My uterus has never done anything quite so dramatic, but it did do something very inconvenient when I was 16 - it got pregnant! Yes, I had sex with a boy. I went to my GP to tell her I thought I might be pregnant and wanted to have an abortion. It was my gut reaction. I was totally sure I did not want to have babies, not just because I was a secret queer and having a kid might cramp my style with the ladies, and was also in the middle of college, but also because I was suffering from severe depression. That was probably a factor in me sleeping with someone I didn't like and not being careful enough about protection.
Anyway, I went to my GP. But my GP was (ironically enough) on maternity leave, so I saw a different doctor who worked at my practice. This GP refused to give me a pregnancy test and claimed not to know where I could get one done for free. She told me to come back when I knew for sure and then we could 'discuss my options'. I went away, did a test, and went back when I could get an appointment a few days later. The stand-in GP tried to talk to me about maybe not having an abortion. When I was uncooperative and confirmed I wanted to terminate the pregnancy, she told me she was 'unable' to refer me to a clinic until I'd had further counselling as she didn't think I was sure enough. She then made me an appointment at the BPAS centre in my town for two weeks later.
Those two weeks of waiting were horrible, and made worse by the fact that when I went to my appointment, I found out out you could walk in off the street and be seen within hours. My GP had apparently arranged for a delayed appointment. My counsellor was pretty furious when I told her how long it had taken me to get to see someone from initially starting the process (three weeks). After a five minute chat, I had a scan, a cup of tea and was booked into a clinic for the following week to have an abortion. No pressure, no guilt, no problem. The 'non-independent' counsellor I saw listened to me, saw that I was certain, and didn't patronise me by taking up any more of my time.
The thing is, I'd already waited long enough.

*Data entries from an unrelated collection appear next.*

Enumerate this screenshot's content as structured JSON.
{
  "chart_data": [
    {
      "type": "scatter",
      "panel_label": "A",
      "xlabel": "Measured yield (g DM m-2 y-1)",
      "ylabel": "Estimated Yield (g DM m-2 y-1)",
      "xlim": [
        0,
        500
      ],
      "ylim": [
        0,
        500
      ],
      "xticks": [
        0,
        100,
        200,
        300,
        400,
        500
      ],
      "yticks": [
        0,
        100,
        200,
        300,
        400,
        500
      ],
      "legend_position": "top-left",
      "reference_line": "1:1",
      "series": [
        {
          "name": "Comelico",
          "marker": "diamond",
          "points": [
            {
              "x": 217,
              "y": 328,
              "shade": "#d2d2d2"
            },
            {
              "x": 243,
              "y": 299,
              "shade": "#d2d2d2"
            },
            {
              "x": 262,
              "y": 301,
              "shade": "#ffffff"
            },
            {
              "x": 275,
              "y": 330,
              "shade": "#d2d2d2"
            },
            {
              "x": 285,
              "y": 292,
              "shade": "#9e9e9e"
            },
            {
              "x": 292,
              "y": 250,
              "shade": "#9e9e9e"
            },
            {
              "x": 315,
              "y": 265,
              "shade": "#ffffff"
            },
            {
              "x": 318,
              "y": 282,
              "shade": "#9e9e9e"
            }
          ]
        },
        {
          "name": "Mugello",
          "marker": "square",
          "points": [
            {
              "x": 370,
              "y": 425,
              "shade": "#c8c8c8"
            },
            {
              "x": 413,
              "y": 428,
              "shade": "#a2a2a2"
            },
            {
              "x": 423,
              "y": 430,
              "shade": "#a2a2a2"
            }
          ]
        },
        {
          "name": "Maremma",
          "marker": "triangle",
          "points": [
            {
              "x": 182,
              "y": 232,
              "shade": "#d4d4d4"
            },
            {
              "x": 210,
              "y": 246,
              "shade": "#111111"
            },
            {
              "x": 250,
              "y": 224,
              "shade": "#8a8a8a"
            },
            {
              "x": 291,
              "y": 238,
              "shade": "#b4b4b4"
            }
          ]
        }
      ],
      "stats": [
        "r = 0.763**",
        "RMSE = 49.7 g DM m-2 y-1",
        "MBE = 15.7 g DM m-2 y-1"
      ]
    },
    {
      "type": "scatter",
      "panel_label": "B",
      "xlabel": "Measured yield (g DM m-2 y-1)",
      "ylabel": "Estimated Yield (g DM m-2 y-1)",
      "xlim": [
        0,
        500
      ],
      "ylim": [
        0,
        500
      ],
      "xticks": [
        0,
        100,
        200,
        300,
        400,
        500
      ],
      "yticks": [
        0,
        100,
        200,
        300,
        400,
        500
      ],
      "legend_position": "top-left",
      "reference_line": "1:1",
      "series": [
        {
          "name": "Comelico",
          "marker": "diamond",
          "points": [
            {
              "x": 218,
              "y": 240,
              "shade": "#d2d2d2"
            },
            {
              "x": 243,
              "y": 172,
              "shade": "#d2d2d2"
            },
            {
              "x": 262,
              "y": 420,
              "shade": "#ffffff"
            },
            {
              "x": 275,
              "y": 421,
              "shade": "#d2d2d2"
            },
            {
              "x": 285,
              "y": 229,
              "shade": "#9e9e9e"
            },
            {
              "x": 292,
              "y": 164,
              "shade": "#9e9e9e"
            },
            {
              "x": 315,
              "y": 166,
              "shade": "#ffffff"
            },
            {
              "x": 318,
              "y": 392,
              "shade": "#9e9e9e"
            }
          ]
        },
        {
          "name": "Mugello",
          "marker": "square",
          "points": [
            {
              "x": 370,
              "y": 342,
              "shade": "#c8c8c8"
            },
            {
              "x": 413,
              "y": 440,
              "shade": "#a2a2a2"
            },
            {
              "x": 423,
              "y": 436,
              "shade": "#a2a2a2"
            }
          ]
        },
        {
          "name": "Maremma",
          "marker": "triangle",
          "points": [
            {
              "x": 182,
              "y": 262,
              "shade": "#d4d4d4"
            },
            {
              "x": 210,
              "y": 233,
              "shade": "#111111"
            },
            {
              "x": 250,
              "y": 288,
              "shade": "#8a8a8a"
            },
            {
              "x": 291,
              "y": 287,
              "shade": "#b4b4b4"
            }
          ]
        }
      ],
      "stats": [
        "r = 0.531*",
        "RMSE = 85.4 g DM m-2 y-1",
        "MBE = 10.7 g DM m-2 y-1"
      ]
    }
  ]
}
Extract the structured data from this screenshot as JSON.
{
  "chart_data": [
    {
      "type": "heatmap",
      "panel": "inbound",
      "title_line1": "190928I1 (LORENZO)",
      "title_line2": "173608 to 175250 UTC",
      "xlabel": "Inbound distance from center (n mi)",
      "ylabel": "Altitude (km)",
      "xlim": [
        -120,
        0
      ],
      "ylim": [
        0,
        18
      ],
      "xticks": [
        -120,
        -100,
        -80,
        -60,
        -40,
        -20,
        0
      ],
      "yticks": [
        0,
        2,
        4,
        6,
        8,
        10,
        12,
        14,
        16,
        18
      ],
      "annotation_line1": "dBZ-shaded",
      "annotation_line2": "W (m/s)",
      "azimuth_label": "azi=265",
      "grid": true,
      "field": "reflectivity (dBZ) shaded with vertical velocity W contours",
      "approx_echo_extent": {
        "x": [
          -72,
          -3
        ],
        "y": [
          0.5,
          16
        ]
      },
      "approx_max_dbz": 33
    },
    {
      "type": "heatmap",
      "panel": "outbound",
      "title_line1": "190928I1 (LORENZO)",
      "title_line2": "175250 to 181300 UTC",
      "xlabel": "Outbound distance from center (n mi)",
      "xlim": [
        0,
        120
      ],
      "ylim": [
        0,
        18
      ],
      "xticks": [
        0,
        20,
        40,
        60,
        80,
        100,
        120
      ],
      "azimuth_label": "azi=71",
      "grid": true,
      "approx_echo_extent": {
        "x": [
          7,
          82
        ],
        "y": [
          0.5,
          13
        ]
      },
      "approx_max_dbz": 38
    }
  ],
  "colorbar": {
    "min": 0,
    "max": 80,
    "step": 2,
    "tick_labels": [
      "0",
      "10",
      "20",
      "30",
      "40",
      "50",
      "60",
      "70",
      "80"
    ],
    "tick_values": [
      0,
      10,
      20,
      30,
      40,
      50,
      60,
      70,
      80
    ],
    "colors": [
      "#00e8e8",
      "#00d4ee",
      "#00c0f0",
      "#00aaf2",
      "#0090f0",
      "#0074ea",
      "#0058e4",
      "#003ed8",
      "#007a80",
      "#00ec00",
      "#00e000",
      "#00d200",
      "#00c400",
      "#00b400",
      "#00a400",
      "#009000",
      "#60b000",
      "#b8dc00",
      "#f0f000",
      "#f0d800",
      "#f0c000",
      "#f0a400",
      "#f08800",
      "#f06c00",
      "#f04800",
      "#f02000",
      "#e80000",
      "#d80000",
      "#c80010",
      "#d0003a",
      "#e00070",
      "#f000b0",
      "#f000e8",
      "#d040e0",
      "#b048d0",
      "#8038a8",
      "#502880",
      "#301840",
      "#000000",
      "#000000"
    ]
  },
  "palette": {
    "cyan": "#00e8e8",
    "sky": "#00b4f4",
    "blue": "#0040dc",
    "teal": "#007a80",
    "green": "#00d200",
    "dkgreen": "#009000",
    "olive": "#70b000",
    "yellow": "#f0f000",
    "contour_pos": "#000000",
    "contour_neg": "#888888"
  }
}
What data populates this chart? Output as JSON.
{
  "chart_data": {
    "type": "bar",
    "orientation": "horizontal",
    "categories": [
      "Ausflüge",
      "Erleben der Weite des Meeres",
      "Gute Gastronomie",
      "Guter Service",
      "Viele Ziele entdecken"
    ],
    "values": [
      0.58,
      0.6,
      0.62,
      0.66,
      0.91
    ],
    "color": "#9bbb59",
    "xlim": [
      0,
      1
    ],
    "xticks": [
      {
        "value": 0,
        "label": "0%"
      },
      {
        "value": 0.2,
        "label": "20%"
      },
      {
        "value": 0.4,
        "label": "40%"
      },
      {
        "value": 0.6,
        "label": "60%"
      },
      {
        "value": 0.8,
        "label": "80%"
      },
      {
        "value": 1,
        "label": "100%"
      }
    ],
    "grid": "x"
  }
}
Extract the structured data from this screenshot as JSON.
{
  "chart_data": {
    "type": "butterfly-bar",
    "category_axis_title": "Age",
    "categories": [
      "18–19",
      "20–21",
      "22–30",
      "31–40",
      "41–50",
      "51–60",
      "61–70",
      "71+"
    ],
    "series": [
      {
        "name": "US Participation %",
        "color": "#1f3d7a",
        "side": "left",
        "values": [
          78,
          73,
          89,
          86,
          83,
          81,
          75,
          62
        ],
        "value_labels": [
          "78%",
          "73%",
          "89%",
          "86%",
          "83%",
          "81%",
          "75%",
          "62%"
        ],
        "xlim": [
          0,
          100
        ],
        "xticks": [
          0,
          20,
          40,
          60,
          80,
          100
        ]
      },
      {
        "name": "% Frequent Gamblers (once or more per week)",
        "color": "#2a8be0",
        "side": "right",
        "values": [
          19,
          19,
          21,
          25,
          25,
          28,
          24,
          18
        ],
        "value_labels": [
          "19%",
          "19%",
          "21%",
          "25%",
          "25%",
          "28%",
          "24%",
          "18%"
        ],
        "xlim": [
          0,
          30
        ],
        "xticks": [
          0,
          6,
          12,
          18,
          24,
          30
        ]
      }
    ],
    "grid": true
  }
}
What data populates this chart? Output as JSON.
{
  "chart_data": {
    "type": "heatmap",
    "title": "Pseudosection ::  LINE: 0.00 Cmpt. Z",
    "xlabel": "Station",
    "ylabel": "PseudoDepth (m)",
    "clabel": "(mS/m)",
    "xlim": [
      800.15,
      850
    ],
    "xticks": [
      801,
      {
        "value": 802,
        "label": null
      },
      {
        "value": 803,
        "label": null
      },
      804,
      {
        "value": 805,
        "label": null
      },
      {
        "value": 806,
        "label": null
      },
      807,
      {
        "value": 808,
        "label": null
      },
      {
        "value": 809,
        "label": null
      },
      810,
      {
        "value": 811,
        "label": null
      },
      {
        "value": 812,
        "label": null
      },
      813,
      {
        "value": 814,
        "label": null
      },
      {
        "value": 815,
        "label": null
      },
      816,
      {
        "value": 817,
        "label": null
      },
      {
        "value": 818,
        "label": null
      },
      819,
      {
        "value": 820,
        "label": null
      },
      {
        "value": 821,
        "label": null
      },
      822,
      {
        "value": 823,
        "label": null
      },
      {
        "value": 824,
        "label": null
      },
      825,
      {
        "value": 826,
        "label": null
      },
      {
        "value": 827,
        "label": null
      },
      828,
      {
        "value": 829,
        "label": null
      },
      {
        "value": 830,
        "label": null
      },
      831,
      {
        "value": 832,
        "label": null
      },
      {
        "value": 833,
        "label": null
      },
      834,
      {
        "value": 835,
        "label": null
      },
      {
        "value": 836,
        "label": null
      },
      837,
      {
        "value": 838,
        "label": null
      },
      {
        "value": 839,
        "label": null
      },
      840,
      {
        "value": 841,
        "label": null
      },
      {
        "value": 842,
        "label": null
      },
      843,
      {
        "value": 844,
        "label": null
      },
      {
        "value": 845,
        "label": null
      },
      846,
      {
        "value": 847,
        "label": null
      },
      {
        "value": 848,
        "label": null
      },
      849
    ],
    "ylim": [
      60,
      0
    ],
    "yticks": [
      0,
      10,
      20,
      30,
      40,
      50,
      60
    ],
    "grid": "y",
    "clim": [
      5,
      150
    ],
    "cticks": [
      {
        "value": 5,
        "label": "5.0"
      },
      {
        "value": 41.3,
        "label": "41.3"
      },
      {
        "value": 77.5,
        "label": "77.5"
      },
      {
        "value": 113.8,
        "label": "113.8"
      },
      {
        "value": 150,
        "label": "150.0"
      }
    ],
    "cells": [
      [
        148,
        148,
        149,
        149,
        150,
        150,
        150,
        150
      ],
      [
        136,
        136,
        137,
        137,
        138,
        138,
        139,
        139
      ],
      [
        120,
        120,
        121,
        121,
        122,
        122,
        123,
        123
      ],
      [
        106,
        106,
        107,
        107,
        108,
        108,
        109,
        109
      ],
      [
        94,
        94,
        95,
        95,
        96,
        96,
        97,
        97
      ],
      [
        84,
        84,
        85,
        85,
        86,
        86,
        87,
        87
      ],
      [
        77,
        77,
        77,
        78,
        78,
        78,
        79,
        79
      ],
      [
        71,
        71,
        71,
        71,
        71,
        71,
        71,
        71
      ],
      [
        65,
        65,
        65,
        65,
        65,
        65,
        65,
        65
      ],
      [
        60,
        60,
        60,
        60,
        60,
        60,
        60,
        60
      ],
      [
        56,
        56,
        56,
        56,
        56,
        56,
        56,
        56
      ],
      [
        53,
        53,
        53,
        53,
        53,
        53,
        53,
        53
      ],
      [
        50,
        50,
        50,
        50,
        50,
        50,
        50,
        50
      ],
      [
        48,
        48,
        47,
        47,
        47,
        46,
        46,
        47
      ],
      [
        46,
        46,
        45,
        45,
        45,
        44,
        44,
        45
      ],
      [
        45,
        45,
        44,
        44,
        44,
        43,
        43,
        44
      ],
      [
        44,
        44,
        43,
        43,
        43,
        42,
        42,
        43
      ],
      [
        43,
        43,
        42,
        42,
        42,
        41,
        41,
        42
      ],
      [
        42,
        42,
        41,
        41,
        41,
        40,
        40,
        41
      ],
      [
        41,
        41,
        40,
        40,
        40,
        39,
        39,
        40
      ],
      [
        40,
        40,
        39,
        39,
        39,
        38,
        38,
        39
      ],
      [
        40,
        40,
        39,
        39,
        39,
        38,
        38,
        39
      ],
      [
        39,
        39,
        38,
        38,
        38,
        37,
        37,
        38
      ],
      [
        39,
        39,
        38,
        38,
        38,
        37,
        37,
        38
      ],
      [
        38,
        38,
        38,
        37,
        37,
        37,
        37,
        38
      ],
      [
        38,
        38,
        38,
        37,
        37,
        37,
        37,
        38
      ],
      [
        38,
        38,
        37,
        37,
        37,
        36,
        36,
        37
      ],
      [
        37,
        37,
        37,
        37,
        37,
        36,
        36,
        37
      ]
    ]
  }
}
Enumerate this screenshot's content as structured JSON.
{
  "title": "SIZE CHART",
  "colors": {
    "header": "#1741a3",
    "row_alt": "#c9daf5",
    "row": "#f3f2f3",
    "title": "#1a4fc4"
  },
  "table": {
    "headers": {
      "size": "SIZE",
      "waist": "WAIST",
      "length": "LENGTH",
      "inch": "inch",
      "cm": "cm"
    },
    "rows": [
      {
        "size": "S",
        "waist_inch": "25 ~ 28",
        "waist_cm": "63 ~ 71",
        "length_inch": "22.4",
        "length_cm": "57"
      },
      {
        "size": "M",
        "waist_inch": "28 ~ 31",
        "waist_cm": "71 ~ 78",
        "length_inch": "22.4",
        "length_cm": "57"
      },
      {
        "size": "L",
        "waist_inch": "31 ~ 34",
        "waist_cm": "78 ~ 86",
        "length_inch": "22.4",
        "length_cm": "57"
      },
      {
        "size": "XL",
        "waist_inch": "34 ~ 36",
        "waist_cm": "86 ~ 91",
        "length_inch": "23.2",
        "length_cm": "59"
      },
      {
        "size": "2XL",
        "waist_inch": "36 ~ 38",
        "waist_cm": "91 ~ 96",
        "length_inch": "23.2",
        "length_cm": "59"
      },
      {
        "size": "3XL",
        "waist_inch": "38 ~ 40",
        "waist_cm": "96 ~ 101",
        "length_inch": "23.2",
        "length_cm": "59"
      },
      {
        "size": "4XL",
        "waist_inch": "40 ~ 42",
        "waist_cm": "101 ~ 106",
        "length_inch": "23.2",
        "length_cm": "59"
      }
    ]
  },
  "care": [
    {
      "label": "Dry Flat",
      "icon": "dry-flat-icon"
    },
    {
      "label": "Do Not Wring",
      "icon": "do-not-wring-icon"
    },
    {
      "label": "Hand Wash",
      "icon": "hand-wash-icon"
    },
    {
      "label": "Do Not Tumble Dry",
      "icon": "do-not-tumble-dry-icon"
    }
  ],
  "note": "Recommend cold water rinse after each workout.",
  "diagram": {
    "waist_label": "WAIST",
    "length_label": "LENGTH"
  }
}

Because of the delay in referral because of my encounter with an uncooperative and retrospectively I think obviously anti-abortion GP, my pregnancy had progressed past the third trimester. This meant that I had to travel nearly three hours to a clinic in Bournemouth that would carry out the more complex procedure necessary. As I'm sure you can imagine, Nadine, it was bloody traumatic. It exhausts me to think about it. I couldn't tell my parents, I had very little support, and I was too young to have a clue that I could have contacted a clinic directly and had a next day appointment to terminate if that was what I really wanted. Which it was.
And this is really why I'm writing to you. Sometimes your lady parts let you down and need an operation so that you can carry on living your life. Just as my girlfriend knew when her Fallopian tube exploded that she wanted an operation to fix it, so I knew when I got pregnant at 16 that I wanted an abortion. The one encounter that caused it to be so stressful - with the GP - was the one encounter I had with a medical professional that was 'independent' from the abortion provision process. She was also the only person involved that didn't appear to have my best interests at heart. The huge delay I experienced in getting one didn't change my mind, it just made everything much harder and more upsetting. Women don't need that. Teenage girls don't need that. And our wonderful uteruses don't deserve that.